Open MPI Development Mailing List Archives

  |   Home   |   Support   |   FAQ   |   all Development mailing list

Subject: Re: [OMPI devel] [PATCH] fix mx btl_bandwidth
From: Rolf vandeVaart (rolf.vandevaart_at_[hidden])
Date: 2010-09-08 09:43:40


  On 9/8/2010 8:09 AM, Brice Goglin wrote:
> Le 08/09/2010 14:02, Jeff Squyres a écrit :
>> On Sep 3, 2010, at 3:38 PM, George Bosilca wrote:
>>
>>
>>> However, going over the existing BTLs I can see that some BTLs do not correctly set this value:
>>>
>>> BTL Bandwidth Auto-detect Status
>>> Elan 2000 NO Correct
>>> GM 250 NO Doubtful
>>> MX 2000/10000 YES (Mbs) Correct (before the patch)
>>> OFUD 800 NO Doubtful
>>> OpenIB 2000/4000/8000 YES (Mbs) Correct (multiplied by the active_width)

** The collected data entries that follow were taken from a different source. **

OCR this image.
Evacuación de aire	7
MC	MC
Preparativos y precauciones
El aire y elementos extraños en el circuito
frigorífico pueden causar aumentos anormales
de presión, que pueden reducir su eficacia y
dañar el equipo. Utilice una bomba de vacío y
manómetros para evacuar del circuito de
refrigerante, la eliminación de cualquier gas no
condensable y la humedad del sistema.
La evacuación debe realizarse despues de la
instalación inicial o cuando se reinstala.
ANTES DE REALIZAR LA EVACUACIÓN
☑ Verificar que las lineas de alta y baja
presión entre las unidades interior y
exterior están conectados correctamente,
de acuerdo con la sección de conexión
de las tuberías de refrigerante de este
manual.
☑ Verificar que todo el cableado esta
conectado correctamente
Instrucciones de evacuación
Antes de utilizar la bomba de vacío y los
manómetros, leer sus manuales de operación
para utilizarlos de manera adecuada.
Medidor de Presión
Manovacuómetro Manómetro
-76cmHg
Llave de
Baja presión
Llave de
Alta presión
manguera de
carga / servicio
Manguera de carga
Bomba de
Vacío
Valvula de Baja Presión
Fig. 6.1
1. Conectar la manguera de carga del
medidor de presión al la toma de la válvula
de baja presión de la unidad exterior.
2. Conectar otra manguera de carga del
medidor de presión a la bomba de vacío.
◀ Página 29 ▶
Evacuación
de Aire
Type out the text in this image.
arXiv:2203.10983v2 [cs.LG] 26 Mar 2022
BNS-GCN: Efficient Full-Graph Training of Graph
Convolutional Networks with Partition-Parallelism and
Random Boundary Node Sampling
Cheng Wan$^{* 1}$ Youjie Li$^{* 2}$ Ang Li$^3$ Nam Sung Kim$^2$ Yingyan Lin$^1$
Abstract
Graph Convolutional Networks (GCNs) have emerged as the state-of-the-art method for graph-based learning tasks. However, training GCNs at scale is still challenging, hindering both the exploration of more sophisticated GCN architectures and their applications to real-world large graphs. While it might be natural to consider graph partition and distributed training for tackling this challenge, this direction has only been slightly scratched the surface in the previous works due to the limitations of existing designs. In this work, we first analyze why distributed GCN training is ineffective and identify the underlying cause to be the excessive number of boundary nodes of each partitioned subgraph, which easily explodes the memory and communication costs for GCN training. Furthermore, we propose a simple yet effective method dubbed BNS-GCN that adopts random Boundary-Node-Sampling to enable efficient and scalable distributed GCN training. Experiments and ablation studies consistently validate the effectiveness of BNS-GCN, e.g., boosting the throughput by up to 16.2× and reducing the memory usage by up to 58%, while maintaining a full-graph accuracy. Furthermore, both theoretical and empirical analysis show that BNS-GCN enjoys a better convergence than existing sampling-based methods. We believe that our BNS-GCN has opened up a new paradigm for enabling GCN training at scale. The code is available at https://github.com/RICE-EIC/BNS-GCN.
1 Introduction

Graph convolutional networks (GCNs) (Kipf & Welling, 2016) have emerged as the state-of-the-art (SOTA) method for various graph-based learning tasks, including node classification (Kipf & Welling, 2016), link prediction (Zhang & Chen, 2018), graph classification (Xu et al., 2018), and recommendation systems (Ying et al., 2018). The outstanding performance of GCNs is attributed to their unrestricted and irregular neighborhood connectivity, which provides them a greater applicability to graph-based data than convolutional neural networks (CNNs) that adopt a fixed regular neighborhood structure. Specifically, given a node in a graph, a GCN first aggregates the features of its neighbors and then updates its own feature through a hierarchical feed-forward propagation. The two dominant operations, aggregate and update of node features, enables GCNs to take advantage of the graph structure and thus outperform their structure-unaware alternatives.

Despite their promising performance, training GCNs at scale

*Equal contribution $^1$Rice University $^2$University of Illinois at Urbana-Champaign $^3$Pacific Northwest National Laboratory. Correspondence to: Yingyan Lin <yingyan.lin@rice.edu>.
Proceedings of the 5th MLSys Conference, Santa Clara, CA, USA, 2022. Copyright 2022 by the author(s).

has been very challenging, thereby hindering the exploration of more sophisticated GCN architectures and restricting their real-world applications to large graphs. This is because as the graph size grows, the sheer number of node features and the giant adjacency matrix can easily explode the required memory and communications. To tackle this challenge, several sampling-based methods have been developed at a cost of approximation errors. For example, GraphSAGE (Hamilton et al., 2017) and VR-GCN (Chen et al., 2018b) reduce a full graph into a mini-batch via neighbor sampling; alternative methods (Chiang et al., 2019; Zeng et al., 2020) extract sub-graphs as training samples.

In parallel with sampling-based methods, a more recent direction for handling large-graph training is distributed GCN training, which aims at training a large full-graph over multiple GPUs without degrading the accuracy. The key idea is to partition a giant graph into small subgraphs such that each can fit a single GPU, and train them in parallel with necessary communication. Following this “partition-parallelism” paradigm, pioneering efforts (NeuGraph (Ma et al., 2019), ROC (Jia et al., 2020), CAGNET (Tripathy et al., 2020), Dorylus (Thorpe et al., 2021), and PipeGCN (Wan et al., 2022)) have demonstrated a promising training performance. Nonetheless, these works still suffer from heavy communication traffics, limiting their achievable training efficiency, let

>>> Portals 1000 NO Doubtful
>>> SCTP 100 NO Conservative value (correct)
>>> Self 100 XXX Correct (doesn't matter anyway)
>>> SM 9000 NO Correct
>>> TCP 100 NO Conservative value (correct)

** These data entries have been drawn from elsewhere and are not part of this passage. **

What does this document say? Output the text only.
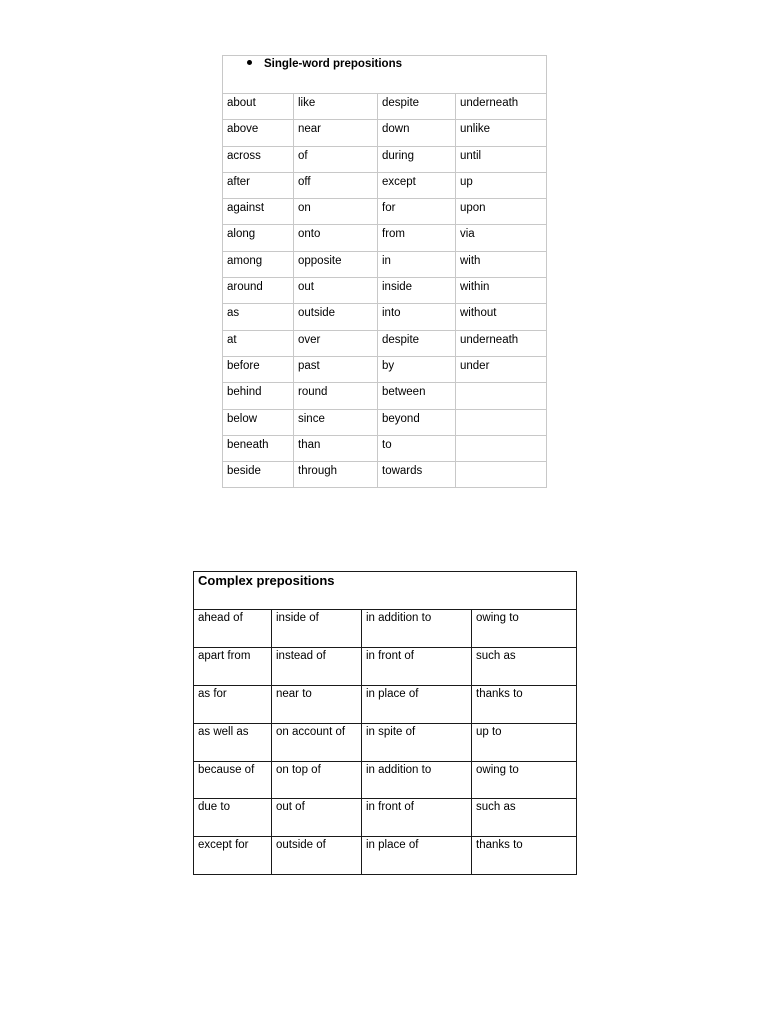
Single-word prepositions			
about	like	despite	underneath
above	near	down	unlike
across	of	during	until
after	off	except	up
against	on	for	upon
along	onto	from	via
among	opposite	in	with
around	out	inside	within
as	outside	into	without
at	over	despite	underneath
before	past	by	under
behind	round	between	
below	since	beyond	
beneath	than	to	
beside	through	towards	
Complex prepositions			
ahead of	inside of	in addition to	owing to
apart from	instead of	in front of	such as
as for	near to	in place of	thanks to
as well as	on account of	in spite of	up to
because of	on top of	in addition to	owing to
due to	out of	in front of	such as
except for	outside of	in place of	thanks to
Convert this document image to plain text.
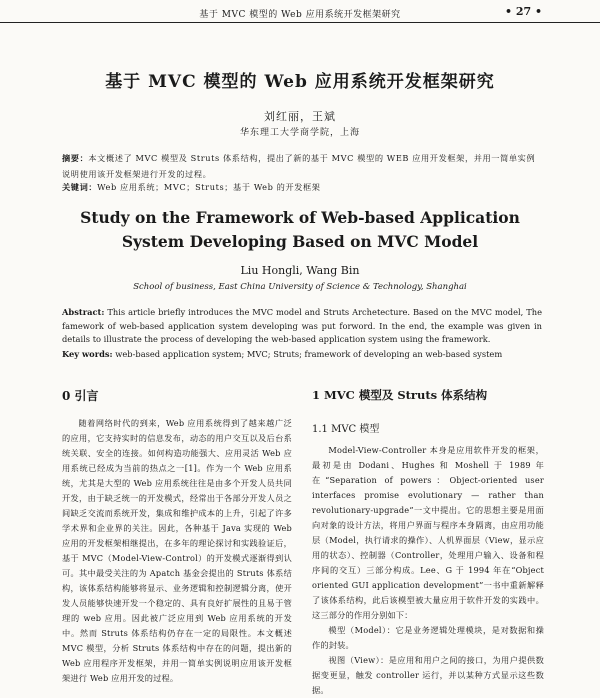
基于 MVC 模型的 Web 应用系统开发框架研究	• 27 •
基于 MVC 模型的 Web 应用系统开发框架研究
刘红丽，王斌
华东理工大学商学院，上海
摘要：本文概述了 MVC 模型及 Struts 体系结构，提出了新的基于 MVC 模型的 WEB 应用开发框架，并用一简单实例说明使用该开发框架进行开发的过程。
关键词：Web 应用系统；MVC；Struts；基于 Web 的开发框架
Study on the Framework of Web-based Application
System Developing Based on MVC Model
Liu Hongli, Wang Bin
School of business, East China University of Science & Technology, Shanghai
Abstract: This article briefly introduces the MVC model and Struts Archetecture. Based on the MVC model, The famework of web-based application system developing was put forword. In the end, the example was given in details to illustrate the process of developing the web-based application system using the framework.
Key words: web-based application system; MVC; Struts; framework of developing an web-based system
0 引言	1 MVC 模型及 Struts 体系结构
1.1 MVC 模型

随着网络时代的到来，Web 应用系统得到了越来越广泛的应用，它支持实时的信息发布，动态的用户交互以及后台系统关联、安全的连接。如何构造功能强大、应用灵活 Web 应用系统已经成为当前的热点之一[1]。作为一个 Web 应用系统，尤其是大型的 Web 应用系统往往是由多个开发人员共同开发，由于缺乏统一的开发模式，经常出于各部分开发人员之间缺乏交流而系统开发，集成和维护成本的上升，引起了许多学术界和企业界的关注。因此，各种基于 Java 实现的 Web 应用的开发框架相继提出，在多年的理论探讨和实践验证后，基于 MVC（Model-View-Control）的开发模式逐渐得到认可。其中最受关注的为 Apatch 基金会提出的 Struts 体系结构，该体系结构能够将显示、业务逻辑和控制逻辑分离，使开发人员能够快速开发一个稳定的、具有良好扩展性的且易于管理的 web 应用。因此被广泛应用到 Web 应用系统的开发中。然而 Struts 体系结构仍存在一定的局限性。本文概述 MVC 模型，分析 Struts 体系结构中存在的问题，提出新的 Web 应用程序开发框架，并用一简单实例说明应用该开发框架进行 Web 应用开发的过程。

Model-View-Controller 本身是应用软件开发的框架，最初是由 Dodani、Hughes 和 Moshell 于 1989 年在“Separation of powers：Object-oriented user interfaces promise evolutionary — rather than revolutionary-upgrade”一文中提出。它的思想主要是用面向对象的设计方法，将用户界面与程序本身隔离，由应用功能层（Model，执行请求的操作）、人机界面层（View，显示应用的状态）、控制器（Controller，处理用户输入、设备和程序间的交互）三部分构成。Lee、G 于 1994 年在“Object oriented GUI application development”一书中重新解释了该体系结构，此后该模型被大量应用于软件开发的实践中。这三部分的作用分别如下：

模型（Model）：它是业务逻辑处理模块，是对数据和操作的封装。

视图（View）：是应用和用户之间的接口，为用户提供数据变更显，触发 controller 运行，并以某种方式显示这些数据。
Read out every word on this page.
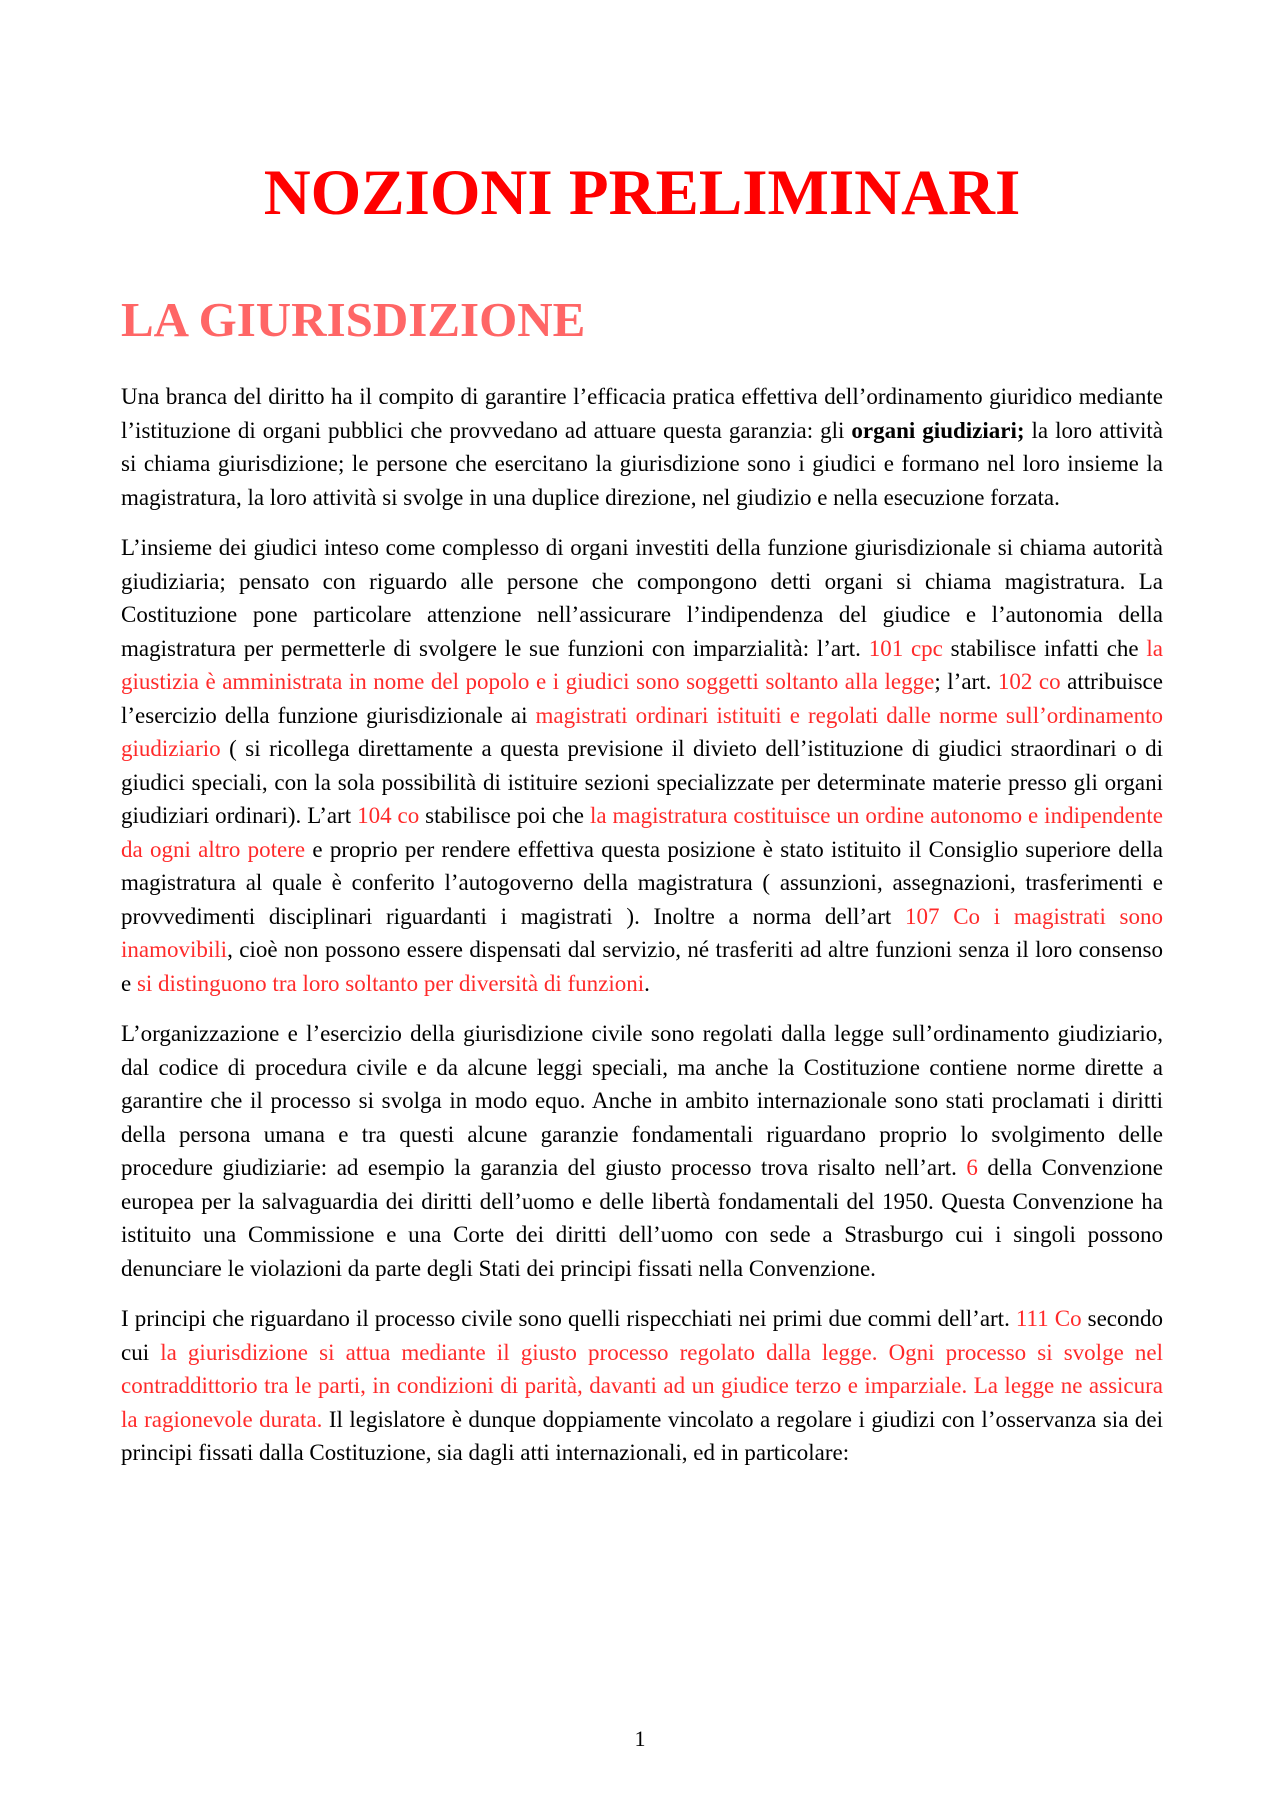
NOZIONI PRELIMINARI
LA GIURISDIZIONE

Una branca del diritto ha il compito di garantire l’efficacia pratica effettiva dell’ordinamento giuridico mediante l’istituzione di organi pubblici che provvedano ad attuare questa garanzia: gli organi giudiziari; la loro attività si chiama giurisdizione; le persone che esercitano la giurisdizione sono i giudici e formano nel loro insieme la magistratura, la loro attività si svolge in una duplice direzione, nel giudizio e nella esecuzione forzata.

L’insieme dei giudici inteso come complesso di organi investiti della funzione giurisdizionale si chiama autorità giudiziaria; pensato con riguardo alle persone che compongono detti organi si chiama magistratura. La Costituzione pone particolare attenzione nell’assicurare l’indipendenza del giudice e l’autonomia della magistratura per permetterle di svolgere le sue funzioni con imparzialità: l’art. 101 cpc stabilisce infatti che la giustizia è amministrata in nome del popolo e i giudici sono soggetti soltanto alla legge; l’art. 102 co attribuisce l’esercizio della funzione giurisdizionale ai magistrati ordinari istituiti e regolati dalle norme sull’ordinamento giudiziario ( si ricollega direttamente a questa previsione il divieto dell’istituzione di giudici straordinari o di giudici speciali, con la sola possibilità di istituire sezioni specializzate per determinate materie presso gli organi giudiziari ordinari). L’art 104 co stabilisce poi che la magistratura costituisce un ordine autonomo e indipendente da ogni altro potere e proprio per rendere effettiva questa posizione è stato istituito il Consiglio superiore della magistratura al quale è conferito l’autogoverno della magistratura ( assunzioni, assegnazioni, trasferimenti e provvedimenti disciplinari riguardanti i magistrati ). Inoltre a norma dell’art 107 Co i magistrati sono inamovibili, cioè non possono essere dispensati dal servizio, né trasferiti ad altre funzioni senza il loro consenso e si distinguono tra loro soltanto per diversità di funzioni.

L’organizzazione e l’esercizio della giurisdizione civile sono regolati dalla legge sull’ordinamento giudiziario, dal codice di procedura civile e da alcune leggi speciali, ma anche la Costituzione contiene norme dirette a garantire che il processo si svolga in modo equo. Anche in ambito internazionale sono stati proclamati i diritti della persona umana e tra questi alcune garanzie fondamentali riguardano proprio lo svolgimento delle procedure giudiziarie: ad esempio la garanzia del giusto processo trova risalto nell’art. 6 della Convenzione europea per la salvaguardia dei diritti dell’uomo e delle libertà fondamentali del 1950. Questa Convenzione ha istituito una Commissione e una Corte dei diritti dell’uomo con sede a Strasburgo cui i singoli possono denunciare le violazioni da parte degli Stati dei principi fissati nella Convenzione.

I principi che riguardano il processo civile sono quelli rispecchiati nei primi due commi dell’art. 111 Co secondo cui la giurisdizione si attua mediante il giusto processo regolato dalla legge. Ogni processo si svolge nel contraddittorio tra le parti, in condizioni di parità, davanti ad un giudice terzo e imparziale. La legge ne assicura la ragionevole durata. Il legislatore è dunque doppiamente vincolato a regolare i giudizi con l’osservanza sia dei principi fissati dalla Costituzione, sia dagli atti internazionali, ed in particolare:

1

>>> UDAPL 225 NO Incorrect
>>>
>> Now that that patch has been rolled back out, did we come to conclusion here?
>>
>> - OFUD: why do we still even have this?
>> - Portals: does it matter if it gets it wrong? No one will ever multi-rail with it.

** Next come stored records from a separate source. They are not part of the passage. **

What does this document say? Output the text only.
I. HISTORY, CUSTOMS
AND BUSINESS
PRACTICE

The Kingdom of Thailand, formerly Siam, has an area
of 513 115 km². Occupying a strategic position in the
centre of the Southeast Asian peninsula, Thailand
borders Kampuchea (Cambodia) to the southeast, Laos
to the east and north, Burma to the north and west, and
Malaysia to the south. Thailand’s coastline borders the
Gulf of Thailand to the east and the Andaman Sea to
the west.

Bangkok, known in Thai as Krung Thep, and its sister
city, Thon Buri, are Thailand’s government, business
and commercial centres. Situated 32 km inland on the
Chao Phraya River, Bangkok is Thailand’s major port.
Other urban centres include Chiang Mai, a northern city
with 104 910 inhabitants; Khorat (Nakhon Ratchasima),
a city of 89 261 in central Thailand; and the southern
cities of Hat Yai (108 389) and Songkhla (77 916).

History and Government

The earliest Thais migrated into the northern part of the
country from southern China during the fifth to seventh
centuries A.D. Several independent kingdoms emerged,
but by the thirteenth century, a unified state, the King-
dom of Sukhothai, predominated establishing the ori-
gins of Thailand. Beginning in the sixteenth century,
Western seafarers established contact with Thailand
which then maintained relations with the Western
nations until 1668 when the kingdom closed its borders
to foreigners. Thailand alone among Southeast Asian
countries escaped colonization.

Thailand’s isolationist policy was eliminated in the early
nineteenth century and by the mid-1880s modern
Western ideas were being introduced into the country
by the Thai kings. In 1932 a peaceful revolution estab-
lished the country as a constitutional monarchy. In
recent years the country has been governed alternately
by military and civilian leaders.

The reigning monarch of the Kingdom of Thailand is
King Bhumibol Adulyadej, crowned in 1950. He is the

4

>> - TCP: we can add auto-detect code for this (But doesn't have to be right away -- i.e., don't make 1.5.0 wait for it).
>> - UDAPL: I don't think anyone will multi-rail udapl with anything.
>>
>> Was the *real* problem that Brice's OpenFabrics bandwidth was auto-detected incorrectly somehow?
>>
> The first problem came from IB not autodetecting at all by default and
> using 800Mbit/s instead. When forcing autodetect with mca parameters,
> the bandwidth are not perfect but not too bad. When forcing IB manually
> to the right bandwidth value, I can tweak things as needed.
>
> Brice
Just to provide some closure on the uDAPL side, we agree with Jeff's
comment that we do not see any demand for multi-rail uDAPL with anything.
But, we will change the uDPAL number to something more reasonable.
Still trying to select an appropriate value.
Rolf